Today, the twins (now 6 years old all of a sudden) graduated from kindergarten. There was a short celebration event outside the school in the 87 F heat.
The kids, separated into their three different class groups, and walked in a procession to the front of the seating area. They sang some songs, received their certificates, and listened to some remarks, all after we all pledged allegiance to the flag. Listening to myself recite the words to the pledge made me think of many stories that have made recent headlines around the globe. I will leave it at that for now. The ceremony was brief and it was adorable.
After the ceremonies were done, we had the option of signing the kids out of school about 45 minutes early, effectively ending the school year right then and there. The twins would have none of it. They wanted to spend every last minute they could, at school, with their teachers and friends. They wanted to ride the bus and say goodbye to their bus driver, who also had a daughter graduating in their class. So, we let them stay. They were two, of only four kids, that actually stayed in school to take the bus home.
Minutes after the twins and I were home together, Theodore collapsed on the floor, in an outburst of tears and emotion. I could see that something was eating at him, but he couldn’t get words out before emotions took over him. Before I picked him up, he said, “I just love my teacher, and I miss him, and I miss my favorite song.” I picked him up and he hugged me tight, with tears running down his face. He squeezed me and told me he loved me, and I told him the same. I spent the next 20 minutes holding this compassionate little boy who was sobbing, and saying, “We are never going to figure this out.” See, with only 4 kids left in the school, the teachers went out in style, holding an impromptu ‘dance party’ until the buses were called. One of the songs obviously struck a chord with Theodore and the weary young man, who battled the heat, and the last day of school, couldn’t remember the title or words, nor could he see past the immediate uncertainty. His twin sister did her best to sing songs, and try to remember the words of the songs at school, but we could not come up with the song.
Long story, short, I sent an email to their teacher, who did respond with the information. The story I told in the email also brought him to tears, as did his response to me. The song is Can’t Stop the Feeling by Justin Timberlake.

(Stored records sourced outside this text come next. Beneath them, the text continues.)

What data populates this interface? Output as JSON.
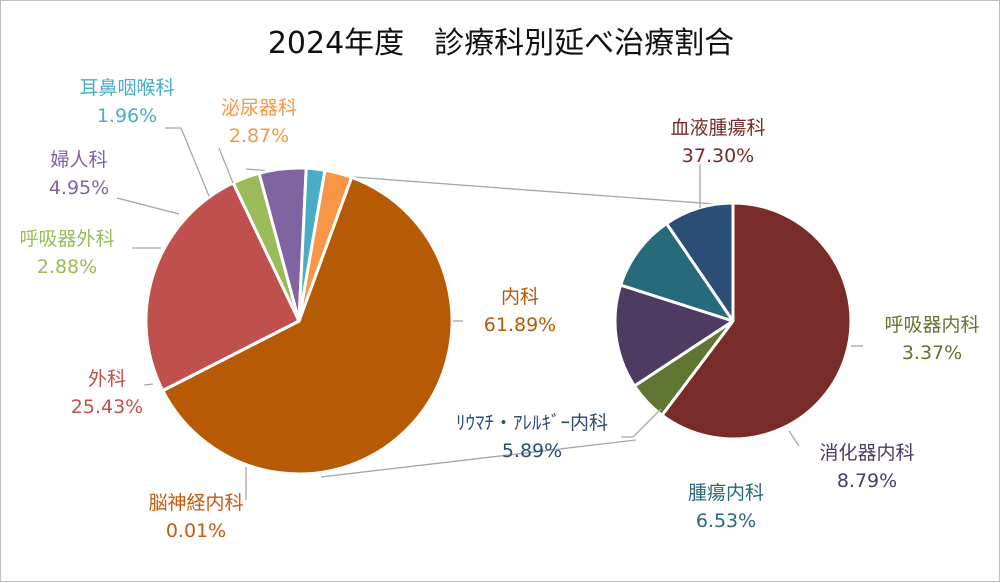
{
  "chart_data": [
    {
      "type": "pie",
      "title": "2024年度　診療科別延べ治療割合",
      "slices": [
        {
          "name": "内科",
          "label_value": "61.89%",
          "value": 61.89,
          "color": "#B75A05"
        },
        {
          "name": "脳神経内科",
          "label_value": "0.01%",
          "value": 0.01,
          "color": "#C55A11"
        },
        {
          "name": "外科",
          "label_value": "25.43%",
          "value": 25.43,
          "color": "#C0504D"
        },
        {
          "name": "呼吸器外科",
          "label_value": "2.88%",
          "value": 2.88,
          "color": "#9BBB59"
        },
        {
          "name": "婦人科",
          "label_value": "4.95%",
          "value": 4.95,
          "color": "#8064A2"
        },
        {
          "name": "耳鼻咽喉科",
          "label_value": "1.96%",
          "value": 1.96,
          "color": "#4BACC6"
        },
        {
          "name": "泌尿器科",
          "label_value": "2.87%",
          "value": 2.87,
          "color": "#F79646"
        }
      ]
    },
    {
      "type": "pie",
      "slices": [
        {
          "name": "血液腫瘍科",
          "label_value": "37.30%",
          "value": 37.3,
          "color": "#772C2A"
        },
        {
          "name": "呼吸器内科",
          "label_value": "3.37%",
          "value": 3.37,
          "color": "#5F7530"
        },
        {
          "name": "消化器内科",
          "label_value": "8.79%",
          "value": 8.79,
          "color": "#4D3B62"
        },
        {
          "name": "腫瘍内科",
          "label_value": "6.53%",
          "value": 6.53,
          "color": "#276A7C"
        },
        {
          "name": "ﾘｳﾏﾁ・ｱﾚﾙｷﾞｰ内科",
          "label_value": "5.89%",
          "value": 5.89,
          "color": "#2C4D75"
        }
      ]
    }
  ]
}
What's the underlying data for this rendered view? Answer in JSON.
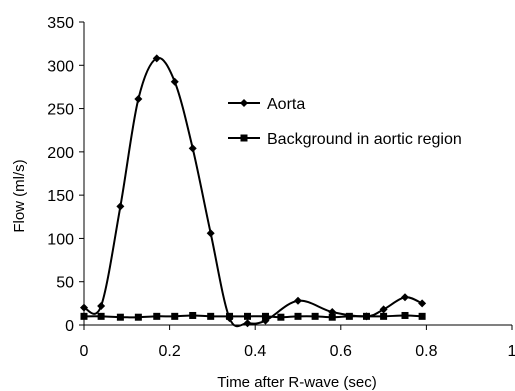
{
  "chart_data": {
    "type": "line",
    "xlabel": "Time after R-wave (sec)",
    "ylabel": "Flow (ml/s)",
    "xlim": [
      0,
      1
    ],
    "ylim": [
      0,
      350
    ],
    "xticks": [
      "0",
      "0.2",
      "0.4",
      "0.6",
      "0.8",
      "1"
    ],
    "yticks": [
      "0",
      "50",
      "100",
      "150",
      "200",
      "250",
      "300",
      "350"
    ],
    "grid": false,
    "legend_position": "top-right",
    "series": [
      {
        "name": "Aorta",
        "marker": "diamond",
        "color": "#000000",
        "x": [
          0,
          0.04,
          0.085,
          0.127,
          0.17,
          0.212,
          0.254,
          0.296,
          0.34,
          0.382,
          0.424,
          0.5,
          0.58,
          0.66,
          0.7,
          0.75,
          0.79
        ],
        "y": [
          20,
          22,
          137,
          261,
          308,
          281,
          204,
          106,
          8,
          2,
          5,
          28,
          15,
          10,
          18,
          32,
          25
        ]
      },
      {
        "name": "Background in aortic region",
        "marker": "square",
        "color": "#000000",
        "x": [
          0,
          0.04,
          0.085,
          0.127,
          0.17,
          0.212,
          0.254,
          0.296,
          0.34,
          0.382,
          0.424,
          0.46,
          0.5,
          0.54,
          0.58,
          0.62,
          0.66,
          0.7,
          0.75,
          0.79
        ],
        "y": [
          10,
          10,
          9,
          9,
          10,
          10,
          11,
          10,
          10,
          10,
          10,
          9,
          10,
          10,
          9,
          10,
          10,
          10,
          11,
          10
        ]
      }
    ]
  }
}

I got the answer, and while the kids were sitting at the table eating their special graduation treat-dinner of fresh sushi, I played the song from nearby. The look on Theodore’s face was priceless, as he exclaimed suddenly, “That’s it!!! That’s it!!!” I sat and just watched the satisfaction and joy that was so obvious in Theodore’s face. He looked over at me several times with a content smile. It made my day.
Growing up, I was never a fan of school. Although I did dread the end of the school year. I can still remember those pangs that tugged at me when I thought about the friends and teachers I would lose touch with over the summer months. It always seemed to me, that the little web that was, what I perceived to be a lot of us all sharing a vested interest in all of our progress and performance, would never quite be the same from one year to the next. Either way, I didn’t want it to end. Today, I think I saw that same emotion in my youngest son. As the teacher referred to the twins in his response to me, “…I am going to miss both of them so much. They are two of the kindest and most well-behaved children I have ever worked with…” I appreciate those kind words very much, and I am proud of the twins.
Today was a celebration day because the school year was completed. On to the next level. The next year. The next grade. To me though, today was a reflection of countless moments that were shared throughout the school year. Moments when people came together and affected one another’s lives. Moments when personalities were displayed and choices were acted on. Kudos to all of the teachers, staff, and faculty. I feel that this won’t be the last time we celebrate the Class of 2028.